Check out the latest master branch and build it with your Andrioid Studio. It will take longer for the first run due to dependencies loading from google service for the deep learning application. The application is applicable to most android smart phone and it run at very high FPS.

Object Detection:

The object detection module uses TensorFlow-Lite framework that is optimized for mobile application and the backbone of the network uses SSD-7 architecture which built and trained entirely from scratch. From there, with TOCO 8-bit quantisation and network pruning process, our model able to show significant distinction in performance trade-off at the mobile platform level.
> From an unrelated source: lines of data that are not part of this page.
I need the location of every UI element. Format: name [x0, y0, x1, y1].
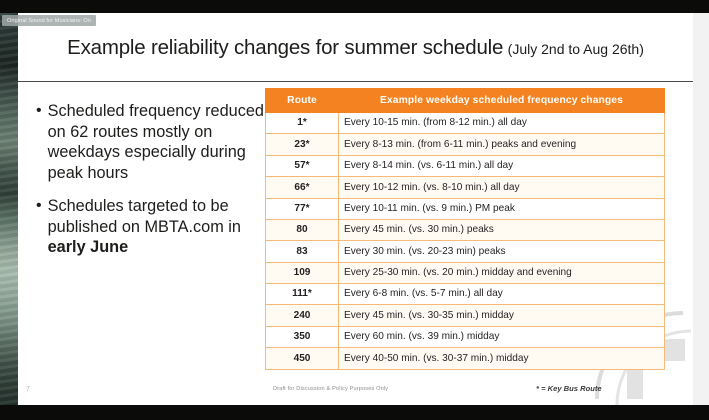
- cell-route: 77*: [266, 198, 339, 219]
- footer-legend: * = Key Bus Route: [536, 384, 602, 393]
- slide-title-sub: (July 2nd to Aug 26th): [508, 41, 644, 57]
- bullet-dot-icon: •: [36, 101, 42, 121]
- cell-route: 450: [266, 348, 339, 369]
- letterbox-bottom: [0, 405, 709, 420]
- cell-route: 83: [266, 241, 339, 262]
- title-divider: [18, 81, 693, 82]
- table-header-row: Route Example weekday scheduled frequenc…: [266, 89, 665, 113]
- table-row: 83Every 30 min. (vs. 20-23 min) peaks: [266, 241, 665, 262]
- cell-change: Every 60 min. (vs. 39 min.) midday: [339, 326, 665, 347]
- cell-change: Every 25-30 min. (vs. 20 min.) midday an…: [339, 262, 665, 283]
- original-sound-badge: Original Sound for Musicians: On: [2, 15, 96, 26]
- bullet-text-emphasis: early June: [48, 238, 129, 256]
- table-row: 77*Every 10-11 min. (vs. 9 min.) PM peak: [266, 198, 665, 219]
- frequency-changes-table: Route Example weekday scheduled frequenc…: [265, 88, 665, 370]
- cell-change: Every 10-12 min. (vs. 8-10 min.) all day: [339, 177, 665, 198]
- cell-route: 23*: [266, 134, 339, 155]
- cell-change: Every 40-50 min. (vs. 30-37 min.) midday: [339, 348, 665, 369]
- table-body: 1*Every 10-15 min. (from 8-12 min.) all …: [266, 113, 665, 370]
- cell-route: 240: [266, 305, 339, 326]
- table-row: 23*Every 8-13 min. (from 6-11 min.) peak…: [266, 134, 665, 155]
- cell-change: Every 45 min. (vs. 30 min.) peaks: [339, 219, 665, 240]
- cell-change: Every 10-11 min. (vs. 9 min.) PM peak: [339, 198, 665, 219]
- participant-video-strip: [0, 13, 18, 405]
- column-header-changes: Example weekday scheduled frequency chan…: [339, 89, 665, 113]
- bullet-text-plain: Schedules targeted to be published on MB…: [48, 197, 241, 236]
- table-row: 111*Every 6-8 min. (vs. 5-7 min.) all da…: [266, 284, 665, 305]
- list-item: • Scheduled frequency reduced on 62 rout…: [36, 101, 271, 183]
- table-row: 1*Every 10-15 min. (from 8-12 min.) all …: [266, 113, 665, 134]
- cell-route: 350: [266, 326, 339, 347]
- cell-change: Every 8-14 min. (vs. 6-11 min.) all day: [339, 155, 665, 176]
- cell-change: Every 8-13 min. (from 6-11 min.) peaks a…: [339, 134, 665, 155]
- footer-disclaimer: Draft for Discussion & Policy Purposes O…: [273, 386, 388, 392]
- list-item: • Schedules targeted to be published on …: [36, 196, 271, 258]
- cell-change: Every 10-15 min. (from 8-12 min.) all da…: [339, 113, 665, 134]
- cell-route: 80: [266, 219, 339, 240]
- table-row: 57*Every 8-14 min. (vs. 6-11 min.) all d…: [266, 155, 665, 176]
- bullet-list: • Scheduled frequency reduced on 62 rout…: [36, 101, 271, 271]
- zoom-screen-share-view: Original Sound for Musicians: On Example…: [0, 0, 709, 420]
- table-row: 66*Every 10-12 min. (vs. 8-10 min.) all …: [266, 177, 665, 198]
- cell-change: Every 45 min. (vs. 30-35 min.) midday: [339, 305, 665, 326]
- slide-title-main: Example reliability changes for summer s…: [67, 36, 503, 59]
- bullet-dot-icon: •: [36, 196, 42, 216]
- table-row: 350Every 60 min. (vs. 39 min.) midday: [266, 326, 665, 347]
- slide-title: Example reliability changes for summer s…: [18, 35, 693, 60]
- table-row: 240Every 45 min. (vs. 30-35 min.) midday: [266, 305, 665, 326]
- table-row: 80Every 45 min. (vs. 30 min.) peaks: [266, 219, 665, 240]
- page-number: 7: [26, 386, 30, 393]
- right-gutter: [693, 13, 709, 405]
- table-row: 450Every 40-50 min. (vs. 30-37 min.) mid…: [266, 348, 665, 369]
- table-row: 109Every 25-30 min. (vs. 20 min.) midday…: [266, 262, 665, 283]
- cell-route: 66*: [266, 177, 339, 198]
- bullet-text: Schedules targeted to be published on MB…: [48, 196, 271, 258]
- cell-change: Every 6-8 min. (vs. 5-7 min.) all day: [339, 284, 665, 305]
- cell-route: 109: [266, 262, 339, 283]
- cell-route: 57*: [266, 155, 339, 176]
- letterbox-top: [0, 0, 709, 12]
- presentation-slide: Example reliability changes for summer s…: [18, 13, 693, 405]
- bullet-text: Scheduled frequency reduced on 62 routes…: [48, 101, 271, 183]
- column-header-route: Route: [266, 89, 339, 113]
- cell-route: 111*: [266, 284, 339, 305]
- cell-change: Every 30 min. (vs. 20-23 min) peaks: [339, 241, 665, 262]
- cell-route: 1*: [266, 113, 339, 134]
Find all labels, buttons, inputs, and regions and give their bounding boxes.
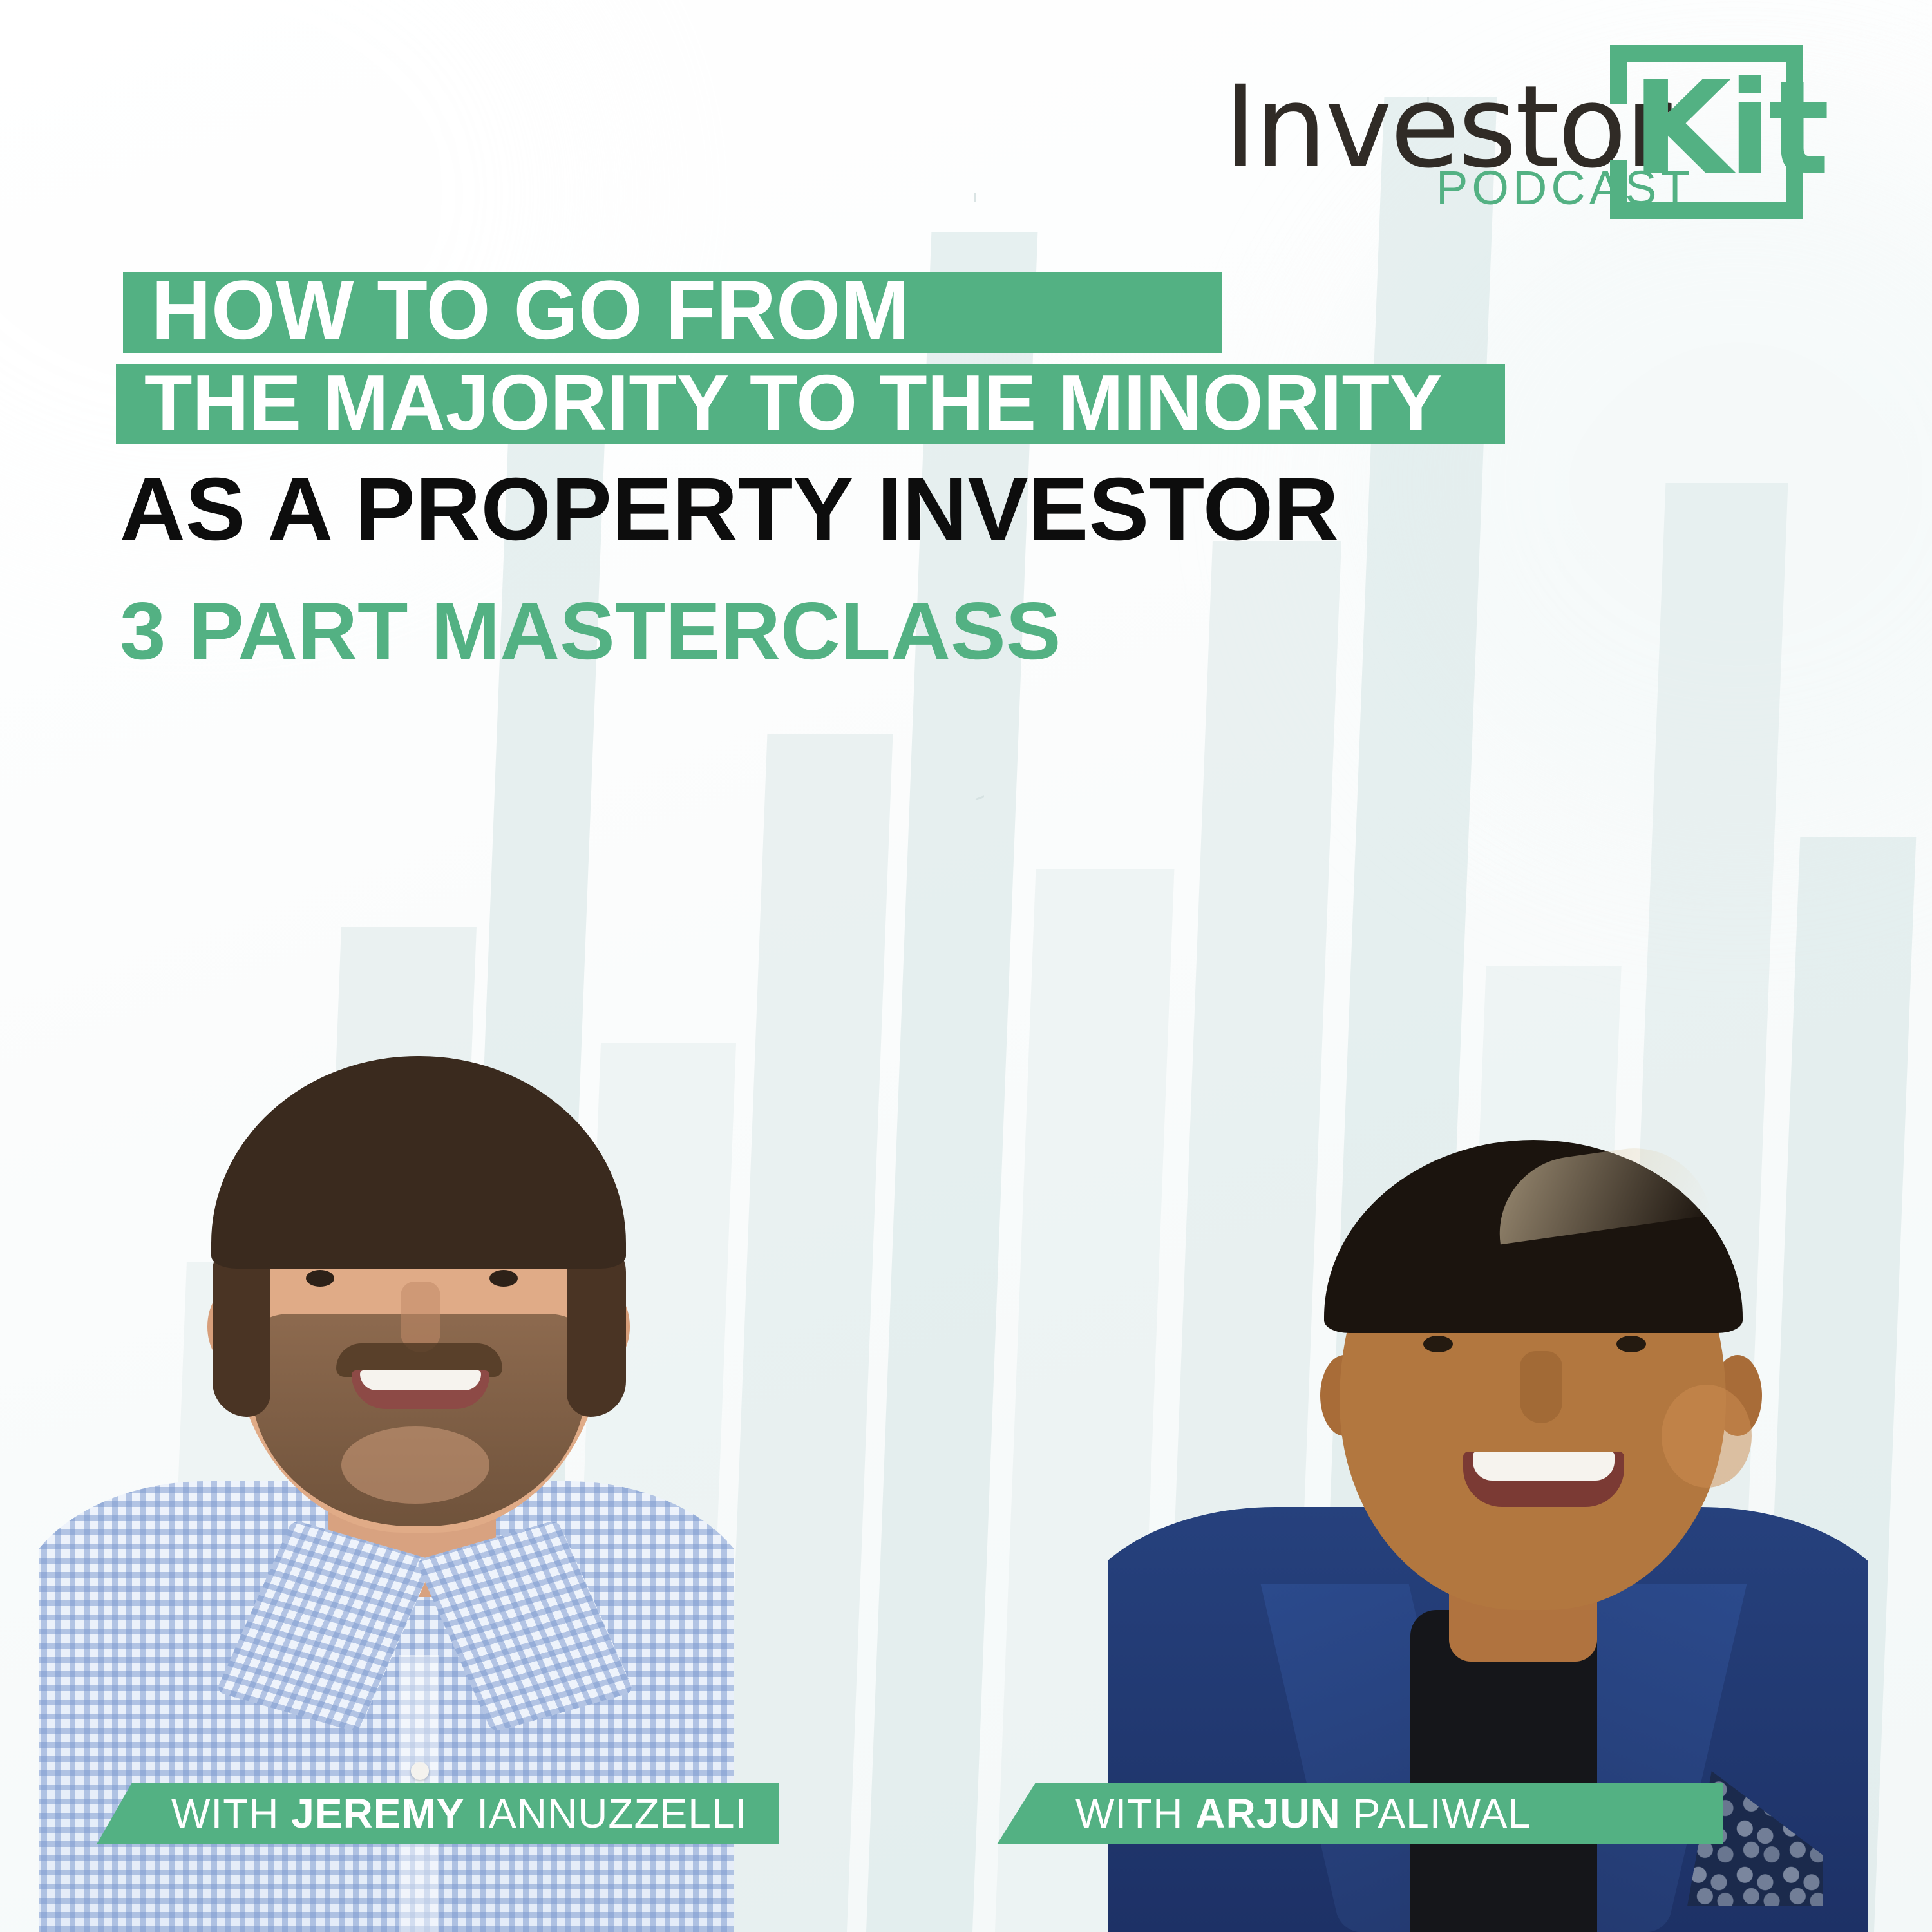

Dataset wise, we use COCO as our primary input for the model training together with high degree of augmentation and additional local dataset. After a series of network optimizations, our model managed to achieve a good performance trade-off that able to execute high accuracy of detection by maintaining a rather high intermediate FPS for a standard mobile usage.

OD_1 OD_2

As you can see on the images above, the object detection able to detect correctly for all objects in the images without having any mistakes together with object classification as well. This shows that the performance is highly comparable towards those detection running on PC or other high performance hardware inferences. Then, the android application tabulates the result from the model inference and compute the number of points that the users will receive.